I video sono prodotti in lingua inglese e poi "passati" in lingua locale. Tra i video c'è ad esempio quello per la promozione del 119, il numero di emergenza afghano. "Certo, ci sono limiti operativi per le difficoltà di movimento all'interno del territorio afghano - aggiunge il capitano Serra – però si cerca di fronteggiarli"La coalizione ha formato gli insegnanti - viene aggiunto -, ora c'e' il tutoraggio. Sono gli istruttori afghani a insegnare. Il finanziamento e' autonomo, afghano, salvo interventi in caso di necessità dichiarata".

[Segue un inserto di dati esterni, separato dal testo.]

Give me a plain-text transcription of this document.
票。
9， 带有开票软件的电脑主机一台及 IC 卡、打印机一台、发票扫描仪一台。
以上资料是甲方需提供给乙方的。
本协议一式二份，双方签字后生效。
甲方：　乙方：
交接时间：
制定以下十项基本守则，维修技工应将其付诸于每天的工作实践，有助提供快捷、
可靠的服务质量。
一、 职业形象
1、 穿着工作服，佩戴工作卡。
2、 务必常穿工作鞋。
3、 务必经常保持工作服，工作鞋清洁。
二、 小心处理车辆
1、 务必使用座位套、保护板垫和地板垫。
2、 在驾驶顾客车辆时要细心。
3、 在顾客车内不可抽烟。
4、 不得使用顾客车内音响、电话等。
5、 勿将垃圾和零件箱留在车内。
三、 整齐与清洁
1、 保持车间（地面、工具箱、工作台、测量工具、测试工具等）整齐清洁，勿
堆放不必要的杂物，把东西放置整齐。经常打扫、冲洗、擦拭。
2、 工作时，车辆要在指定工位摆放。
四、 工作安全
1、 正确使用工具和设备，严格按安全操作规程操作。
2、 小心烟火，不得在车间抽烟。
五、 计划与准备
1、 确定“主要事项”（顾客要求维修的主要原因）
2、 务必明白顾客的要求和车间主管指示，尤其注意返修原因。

I messaggi alla popolazione sono disseminati a seconda del territorio. C'è, come detto, il 'face to face', confrontandosi con la gente; c'è l'impiego del loudspeakers, ovvero si va sul terreno e vengono trasmessi messaggi audio con tematiche che riguardano le forze di sicurezza, il governo, o se nei villaggi c'è da promuovere l'impiego del medico.

A riferire delle esigenze sono i team che operano sul territorio. Il capitolo donne? "Ci si arriva con una certa difficoltà- dicono il capitano Arcangeli e il capitano Serra -, e ora si sta addestrando personale femminile dell'esercito locale che possa approcciare la donna del posto".

Altro sistema è il 'leaflet airdrop', cioè il lancio, il 'bombardamento' di volantini, un metodo che ha il vantaggio di raggiungere le aree più impervie. Caratteristica di questi volantini è che vi dominano le immagini: l'analfabetismo è ancora diffuso in aree molto periferiche e allora l'immagine - no alle armi, no alla droga, no ai ribelli - parla più dello scritto. Ogni metodo viene pre-testato e si agisce in base alla risposta del campione. Se il campione testato mostra di aver acquisito il messaggio, allora la campagna parte. E un altro pezzo di Afghanistan viene restituito alla legalità e alla convivenza civile.